Run tests and generate reports
make test_report
Run linter, vulnerability scan, tests & reports, synthesize cdk stacks, and build container on arm machines
make test_full_local_arm
on amd/x86_64 machines
make test_full_local_amd
to bootstrap a new test suite in a module run
cd path/to/dir
ginkgo bootstrap
Checkout ginkgo documentation for more details.
run vulnerability check
make vuln_scan
cdk deploy
deploy this stack to your default AWS account/regioncdk diff
compare deployed stack with current statecdk synth
emits the synthesized CloudFormation templatego mod tidy
remove unused go modulesgo mod download
install go modulesgo get -u ./...
update all dependencies recursiveginkgo bootstrap
bootstrap ginkgo test suit into current dir
- Google and gRPC gateway documentation
- https://buf.build/grpc-ecosystem/grpc-gateway/docs/main:grpc.gateway.protoc_gen_openapiv2.options#grpc.gateway.protoc_gen_openapiv2.options
- https://grpc-ecosystem.github.io/grpc-gateway/docs/mapping/customizing_openapi_output/
- https://github.com/grpc-ecosystem/grpc-gateway
- https://github.com/googleapis/googleapis/blob/master/google/api/http.proto
The HTTP 2.0 based gRPC protocol is ideal for service to service communication, easy to set up and ergonomic to implement. The idea of beating to nails with one strike and using gRPC and Protobuf to implement a REST API seem really appealing. The advantages are:
- efficiency
- simplicity
- cross language code generation
- client and server side code generation
- light weight
- almost no noticeable perofoamnce impact by the reverse-proxy
- gRPC calls are extremely performanct
Using gRPC GateWayto generate client and server code as well as API documentation is a breeze to setup. Implementation is straight forward and the documentation is very solid. However the disadvantages are:
- organization not used to Protobuf might struggle
- the Protobuf annotations are hard to read
- the Protobuf annotations are not as good documented as the rest of gRPC GateWay
- openapi v3 is not supported (yet)
To summarize, gRPC is a clear win for ogranization which are already used to it and want to reduce development overhead for frontend intgeration. For organization without expericene with gRPC or Protobuf I would not recommend the usage.

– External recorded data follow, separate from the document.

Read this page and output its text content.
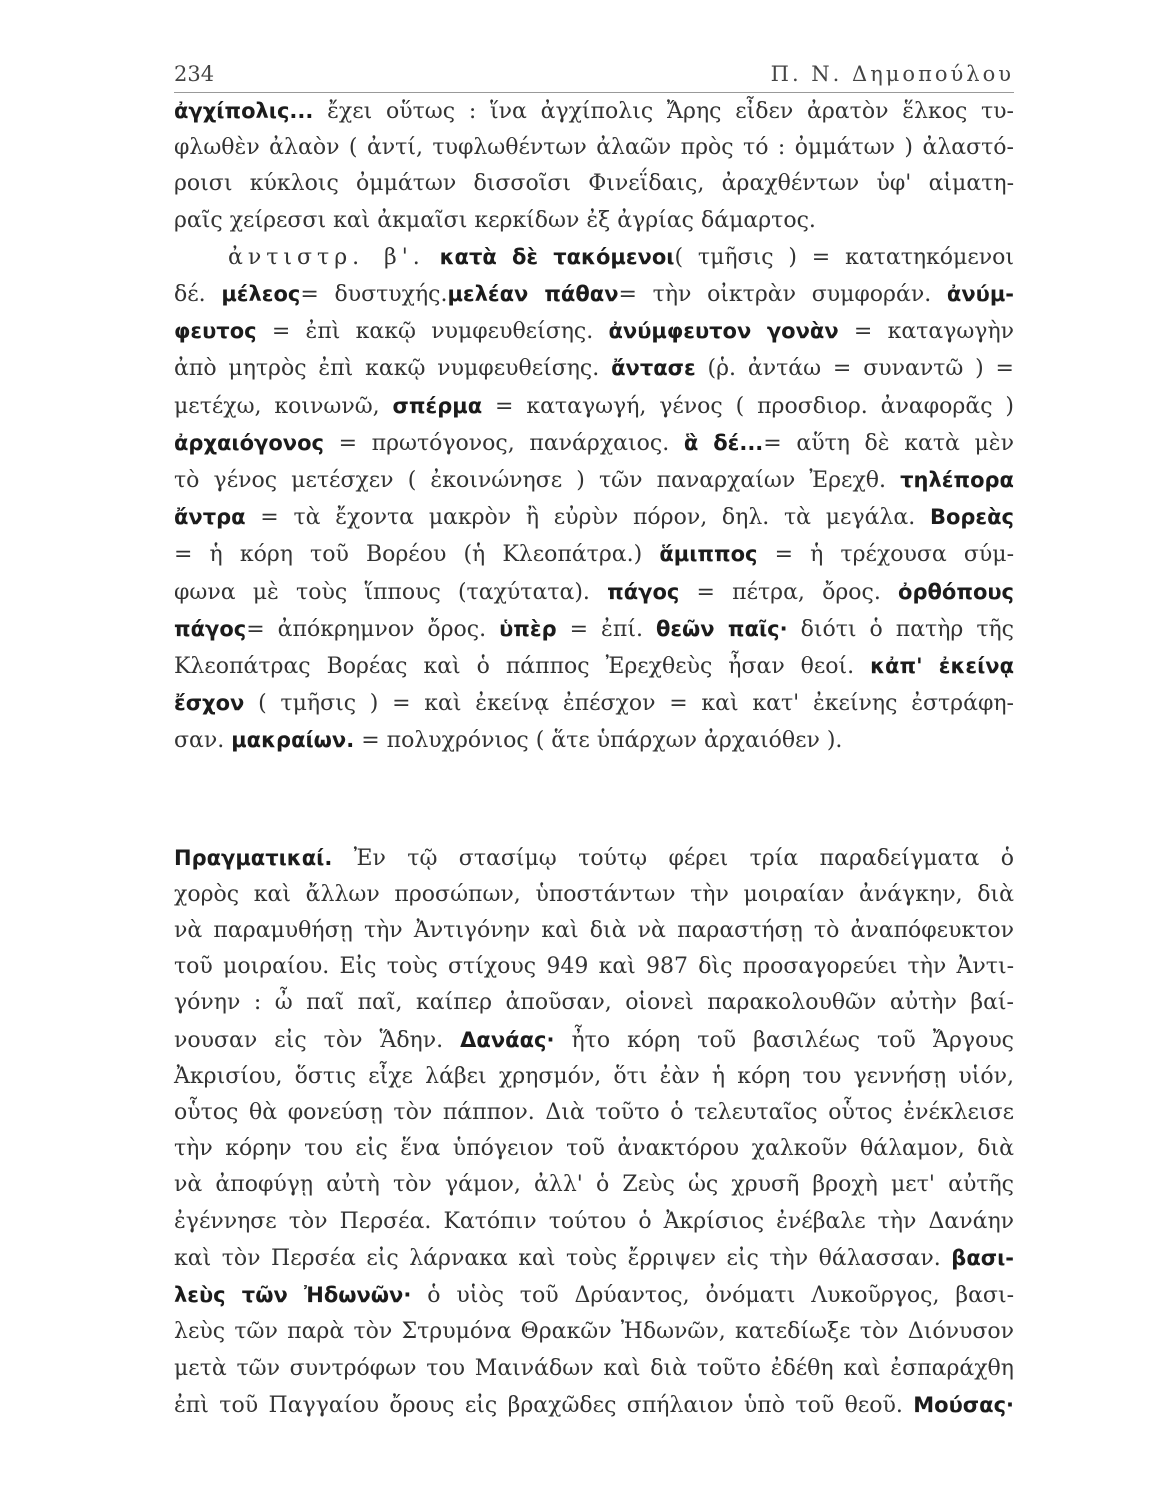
234	Π. Ν. Δημοπούλου

ἀγχίπολις... ἔχει οὕτως : ἵνα ἀγχίπολις Ἄρης εἶδεν ἀρατὸν ἕλκος τυ-
φλωθὲν ἀλαὸν ( ἀντί, τυφλωθέντων ἀλαῶν πρὸς τό : ὀμμάτων ) ἀλαστό-
ροισι κύκλοις ὀμμάτων δισσοῖσι Φινεΐδαις, ἀραχθέντων ὑφ' αἱματη-
ραῖς χείρεσσι καὶ ἀκμαῖσι κερκίδων ἐξ ἀγρίας δάμαρτος.
ἀντιστρ. β'. κατὰ δὲ τακόμενοι( τμῆσις ) = κατατηκόμενοι
δέ. μέλεος= δυστυχής.μελέαν πάθαν= τὴν οἰκτρὰν συμφοράν. ἀνύμ-
φευτος = ἐπὶ κακῷ νυμφευθείσης. ἀνύμφευτον γονὰν = καταγωγὴν
ἀπὸ μητρὸς ἐπὶ κακῷ νυμφευθείσης. ἄντασε (ῥ. ἀντάω = συναντῶ ) =
μετέχω, κοινωνῶ, σπέρμα = καταγωγή, γένος ( προσδιορ. ἀναφορᾶς )
ἀρχαιόγονος = πρωτόγονος, πανάρχαιος. ἃ δέ...= αὕτη δὲ κατὰ μὲν
τὸ γένος μετέσχεν ( ἐκοινώνησε ) τῶν παναρχαίων Ἐρεχθ. τηλέπορα
ἄντρα = τὰ ἔχοντα μακρὸν ἢ εὐρὺν πόρον, δηλ. τὰ μεγάλα. Βορεὰς
= ἡ κόρη τοῦ Βορέου (ἡ Κλεοπάτρα.) ἅμιππος = ἡ τρέχουσα σύμ-
φωνα μὲ τοὺς ἵππους (ταχύτατα). πάγος = πέτρα, ὄρος. ὀρθόπους
πάγος= ἀπόκρημνον ὄρος. ὑπὲρ = ἐπί. θεῶν παῖς· διότι ὁ πατὴρ τῆς
Κλεοπάτρας Βορέας καὶ ὁ πάππος Ἐρεχθεὺς ἦσαν θεοί. κἀπ' ἐκείνᾳ
ἔσχον ( τμῆσις ) = καὶ ἐκείνᾳ ἐπέσχον = καὶ κατ' ἐκείνης ἐστράφη-
σαν. μακραίων. = πολυχρόνιος ( ἅτε ὑπάρχων ἀρχαιόθεν ).

Πραγματικαί. Ἐν τῷ στασίμῳ τούτῳ φέρει τρία παραδείγματα ὁ
χορὸς καὶ ἄλλων προσώπων, ὑποστάντων τὴν μοιραίαν ἀνάγκην, διὰ
νὰ παραμυθήσῃ τὴν Ἀντιγόνην καὶ διὰ νὰ παραστήσῃ τὸ ἀναπόφευκτον
τοῦ μοιραίου. Εἰς τοὺς στίχους 949 καὶ 987 δὶς προσαγορεύει τὴν Ἀντι-
γόνην : ὦ παῖ παῖ, καίπερ ἀποῦσαν, οἱονεὶ παρακολουθῶν αὐτὴν βαί-
νουσαν εἰς τὸν Ἅδην. Δανάας· ἦτο κόρη τοῦ βασιλέως τοῦ Ἄργους
Ἀκρισίου, ὅστις εἶχε λάβει χρησμόν, ὅτι ἐὰν ἡ κόρη του γεννήσῃ υἱόν,
οὗτος θὰ φονεύσῃ τὸν πάππον. Διὰ τοῦτο ὁ τελευταῖος οὗτος ἐνέκλεισε
τὴν κόρην του εἰς ἕνα ὑπόγειον τοῦ ἀνακτόρου χαλκοῦν θάλαμον, διὰ
νὰ ἀποφύγῃ αὐτὴ τὸν γάμον, ἀλλ' ὁ Ζεὺς ὡς χρυσῆ βροχὴ μετ' αὐτῆς
ἐγέννησε τὸν Περσέα. Κατόπιν τούτου ὁ Ἀκρίσιος ἐνέβαλε τὴν Δανάην
καὶ τὸν Περσέα εἰς λάρνακα καὶ τοὺς ἔρριψεν εἰς τὴν θάλασσαν. βασι-
λεὺς τῶν Ἠδωνῶν· ὁ υἱὸς τοῦ Δρύαντος, ὀνόματι Λυκοῦργος, βασι-
λεὺς τῶν παρὰ τὸν Στρυμόνα Θρακῶν Ἠδωνῶν, κατεδίωξε τὸν Διόνυσον
μετὰ τῶν συντρόφων του Μαινάδων καὶ διὰ τοῦτο ἐδέθη καὶ ἐσπαράχθη
ἐπὶ τοῦ Παγγαίου ὄρους εἰς βραχῶδες σπήλαιον ὑπὸ τοῦ θεοῦ. Μούσας·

Using your geo hashing library of choice to implement a GIS DB on top of DynamoDB sounds appealing. However, the disadvantages are clear:
- index predetermines query performance
- inflexible and limited number of indices
For business without clear requirements, rapid changes in needs, those issues may be immediate show stoppers. Nevertheless, DynamoDB provides a lot of advantages:
- cheap
- easy scalability
- easy to set up multi-region tables
- scalable
In the case of clearly defined needs the advantages outweigh the disadvantages. Additionally, implementing the geo hashing on top of DynamoDB is not that complicated and relatively easy to maintain.
Summarizing, if you now your business needs in advance and you dont expect major changes in query needs, you might be able to safe a lot of money and time by using DynamoDB instead of PostGIS.